Controllo di pozzi petroliferi in Siria e Iraq, città e villaggi depredati da ogni sorta di ricchezza, equipaggiamenti sottratti al debole esercito iracheno, business degli ostaggi. Le spese ingenti che lo Stato Islamico deve affrontare per combattere la sua guerra con mezzi tecnologicamente avanzati fanno pensare anche ad altre forme di finanziamento.
In molti sostengono che i soldi provengano anche dalle elite sunnite di Arabia Saudita, Kuwait e dagli altri stati del Golfo. Le donazioni private dirette verso lo Stato Islamico passano anche attraverso il confine turco-siriano, come riporta il Washington Post.

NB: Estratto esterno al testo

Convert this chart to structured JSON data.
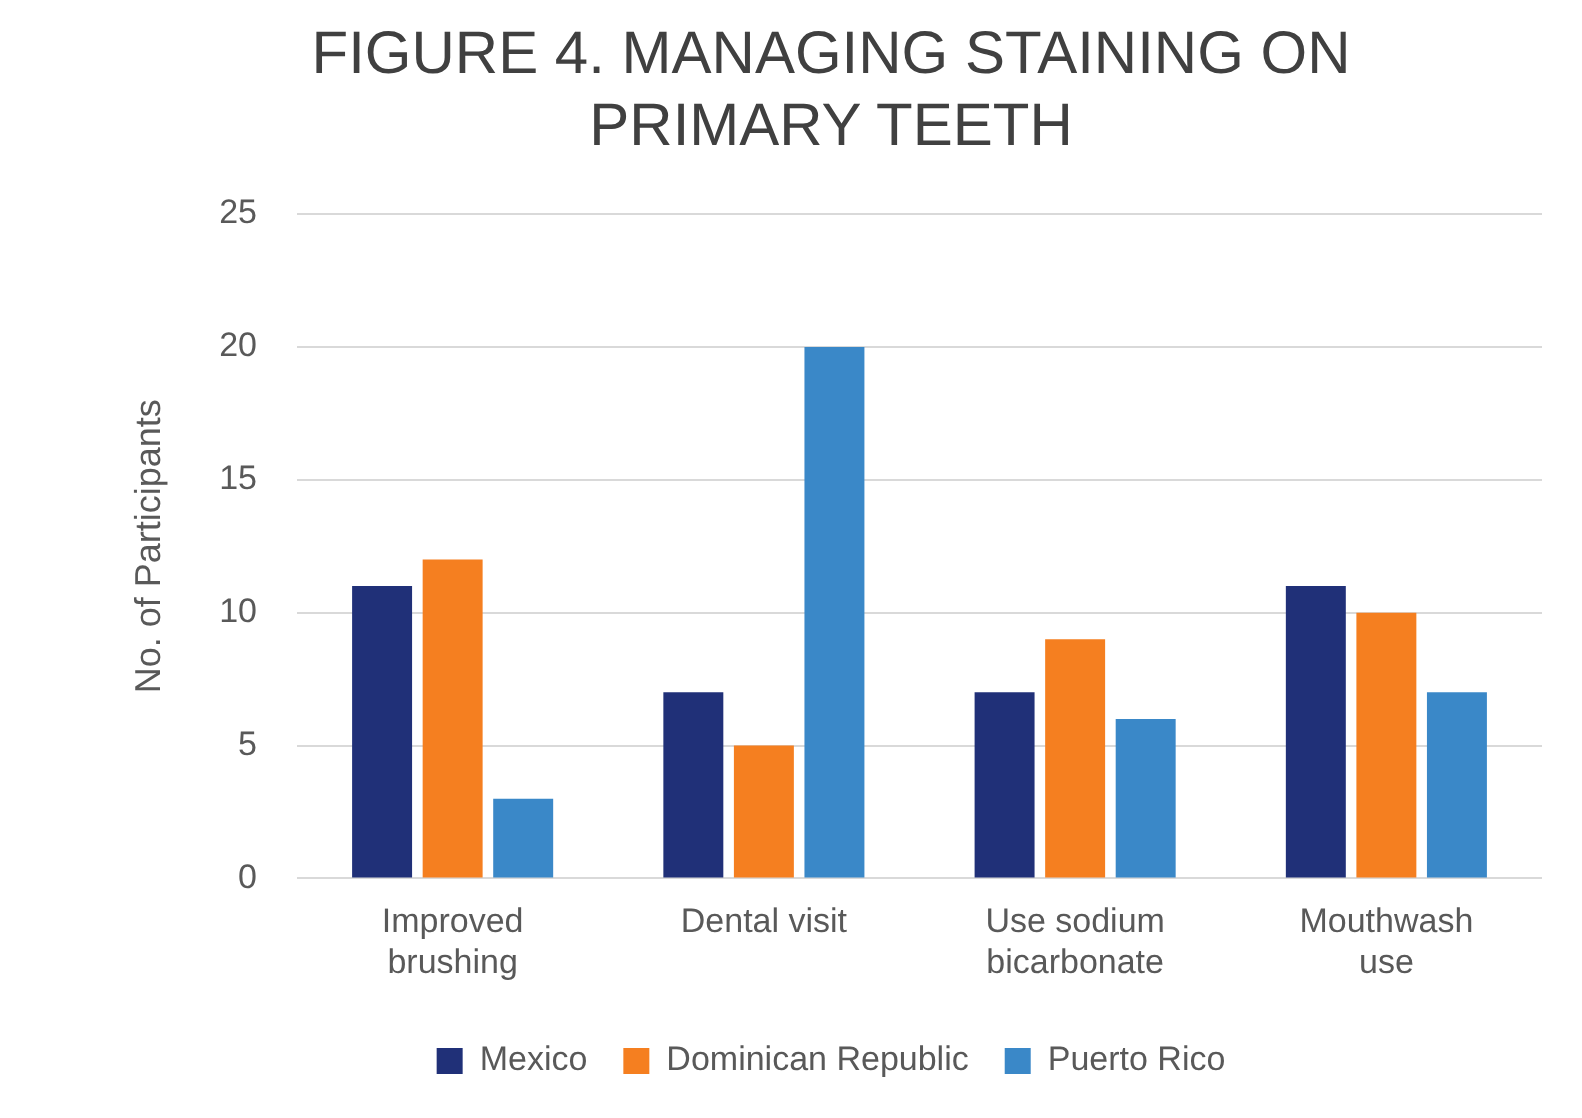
{
  "chart_data": {
    "type": "bar",
    "title": "FIGURE 4. MANAGING STAINING ON PRIMARY TEETH",
    "ylabel": "No. of Participants",
    "categories": [
      "Improved brushing",
      "Dental visit",
      "Use sodium bicarbonate",
      "Mouthwash use"
    ],
    "series": [
      {
        "name": "Mexico",
        "color": "#203078",
        "values": [
          11,
          7,
          7,
          11
        ]
      },
      {
        "name": "Dominican Republic",
        "color": "#f57f20",
        "values": [
          12,
          5,
          9,
          10
        ]
      },
      {
        "name": "Puerto Rico",
        "color": "#3a88c8",
        "values": [
          3,
          20,
          6,
          7
        ]
      }
    ],
    "ylim": [
      0,
      25
    ],
    "yticks": [
      0,
      5,
      10,
      15,
      20,
      25
    ],
    "grid": "y",
    "legend": "bottom"
  }
}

Sempre il Washington Post, ha individuato poi nella città di Reyhanli, in Turchia, al confine con la Siria, il luogo dove i jihadisti avrebbero comprato alcune delle loro attrezzature. Il centro commerciale dello Stato Islamico si trova in Turchia?
40mila è il numero di tweet che sono stati inviati in un solo giorno dai sostenitori dello Stato Islamico. Esiste una sofisticata rete di account Twitter collegati tra loro che amplificano ogni singolo messaggio proveniente dai membri più influenti dell'organizzazione.

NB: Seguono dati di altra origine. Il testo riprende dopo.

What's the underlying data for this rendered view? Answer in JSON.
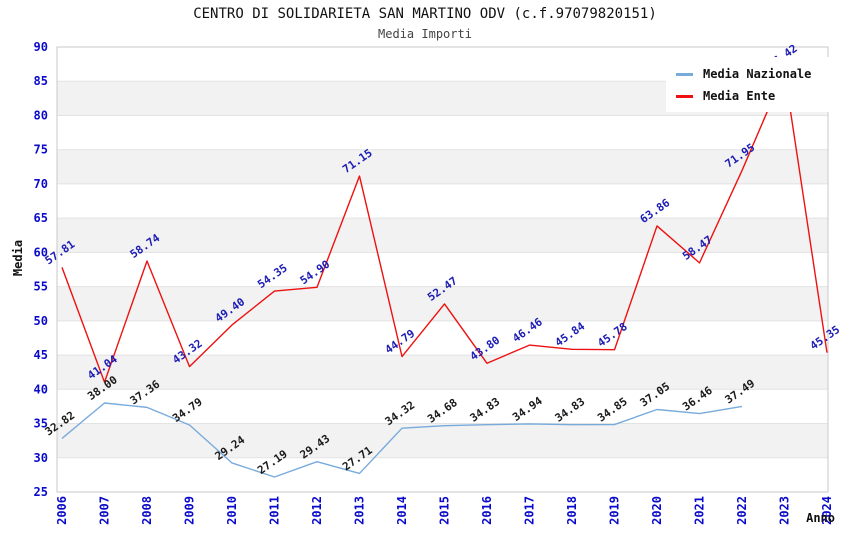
{
  "title": "CENTRO DI SOLIDARIETA SAN MARTINO ODV (c.f.97079820151)",
  "subtitle": "Media Importi",
  "chart_data": {
    "type": "line",
    "title": "CENTRO DI SOLIDARIETA SAN MARTINO ODV (c.f.97079820151)",
    "subtitle": "Media Importi",
    "xlabel": "Anno",
    "ylabel": "Media",
    "ylim": [
      25,
      90
    ],
    "ytick_step": 5,
    "grid": true,
    "band_stripes": true,
    "legend_position": "top-right",
    "x": [
      2006,
      2007,
      2008,
      2009,
      2010,
      2011,
      2012,
      2013,
      2014,
      2015,
      2016,
      2017,
      2018,
      2019,
      2020,
      2021,
      2022,
      2023,
      2024
    ],
    "series": [
      {
        "name": "Media Nazionale",
        "color": "#78abdc",
        "label_color": "#1a1a1a",
        "values": [
          32.82,
          38.0,
          37.36,
          34.79,
          29.24,
          27.19,
          29.43,
          27.71,
          34.32,
          34.68,
          34.83,
          34.94,
          34.83,
          34.85,
          37.05,
          36.46,
          37.49,
          null,
          null
        ]
      },
      {
        "name": "Media Ente",
        "color": "#ee1111",
        "label_color": "#1c1cb4",
        "values": [
          57.81,
          41.04,
          58.74,
          43.32,
          49.4,
          54.35,
          54.9,
          71.15,
          44.79,
          52.47,
          43.8,
          46.46,
          45.84,
          45.78,
          63.86,
          58.47,
          71.95,
          86.42,
          45.35
        ]
      }
    ],
    "colors": {
      "tick_label": "#0a0acc",
      "axis_title": "#111111",
      "band_fill": "#f2f2f2",
      "gridline": "#e3e3e3",
      "plot_border": "#c9c9c9"
    }
  }
}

Internet, video, foto, pagine social, da Twitter a Facebook, da YouTube ai semplici blog, la nuova guerra del terrore dello Stato Islamico si combatte con la propaganda in lingua inglese (e non solo), secondo una precisa social media strategy.

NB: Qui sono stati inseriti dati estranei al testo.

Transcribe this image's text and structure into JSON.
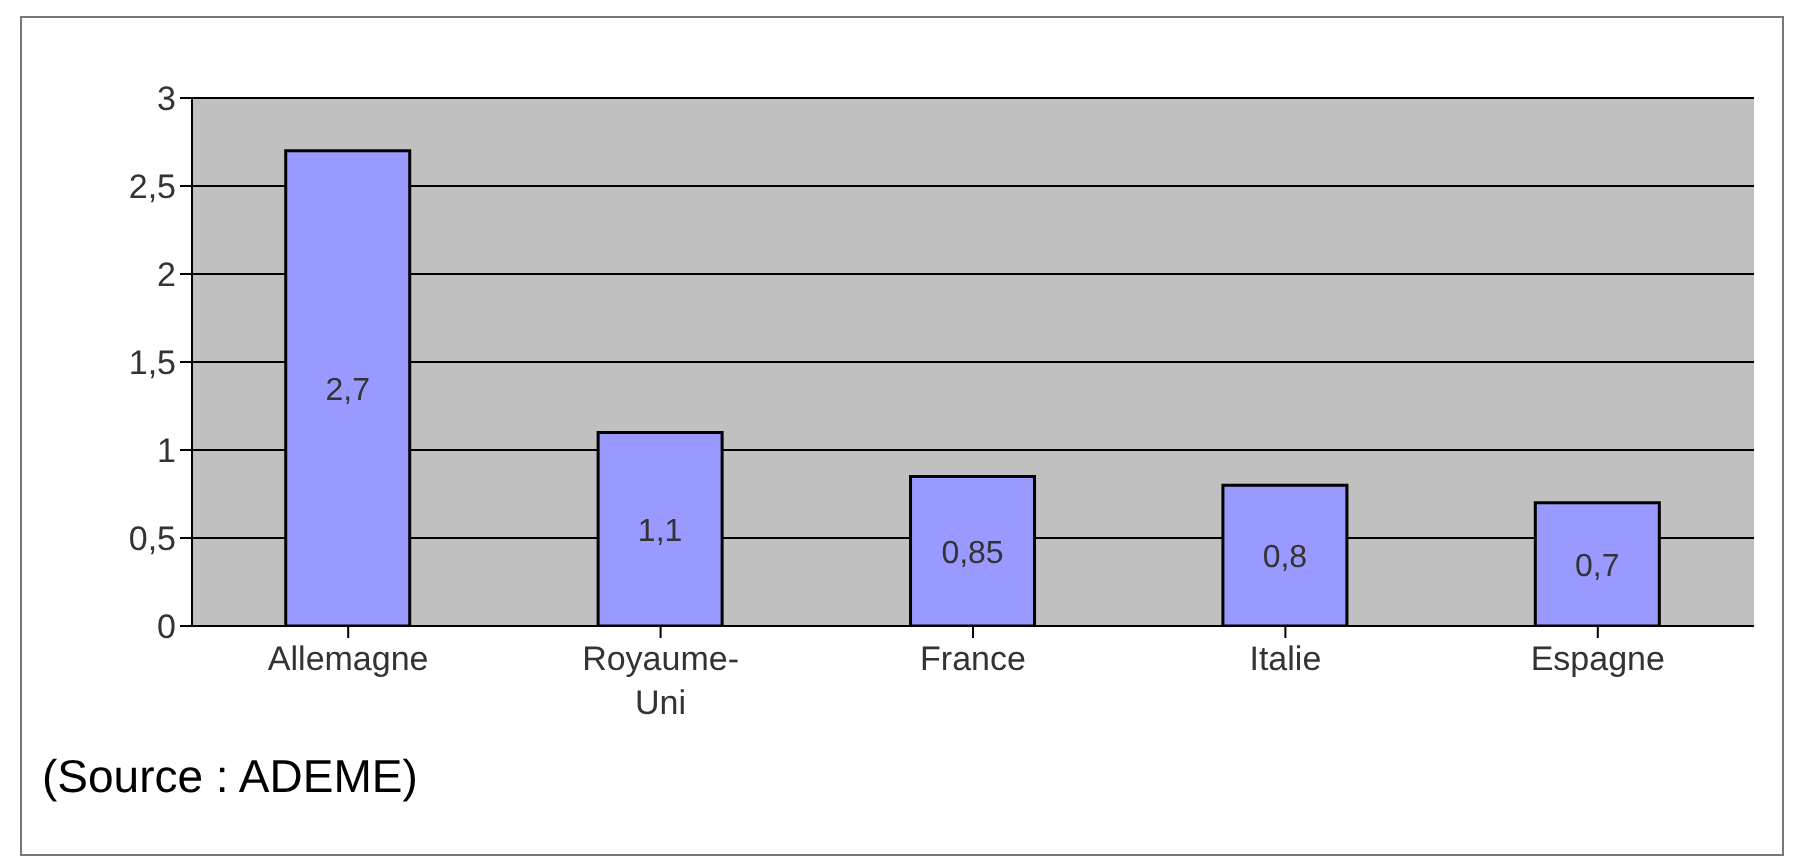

6. Le decapitazioni e i video del terrore
Il 19 agosto dello scorso anno i jihadisti dello Stato Islamico hanno pubblicato un video in cui mostrano la decapitazione di James Foley, giornalista statunitense rapito in Siria nel 2012, minacciando gli Stati Uniti di uccidere anche un altro ostaggio statunitense, il giornalista Steven Sotloff, rapito in Siria nel 2013.
Qui il video della decapitazione di Foley. Il carnefice, secondo The New Yorker, The Telegraph e Quartz, è Mohamed Emzawi, conosciuto anche come Jihadi John, nato in Kuwait ma cresciuto a Londra, di professione informatico. Mentre una ragazza britannica, Khadijah Dare, promette di diventare la prima donna a decapitare un prigioniero occidentale in Siria.
The Post Internazionale ha pubblicato l'ultima lettera di James Foley.
Il 2 settembre 2014 lo Stato Islamico ha diffuso un nuovo video che mostra la decapitazione di un altro reporter americano: è Steven Sotloff, il giornalista mostrato negli ultimi istanti del video della decapitazione di Foley.
Un terzo ostaggio dello Stato Islamico è stato decapitato quasi due settimane dopo: era il britannico David Cawthorne Haines. Il video, intitolato "A Message to Allies of America", è stato rilanciato dagli specialisti del SITE Intelligence Group, che monitora le organizzazioni terroristiche online.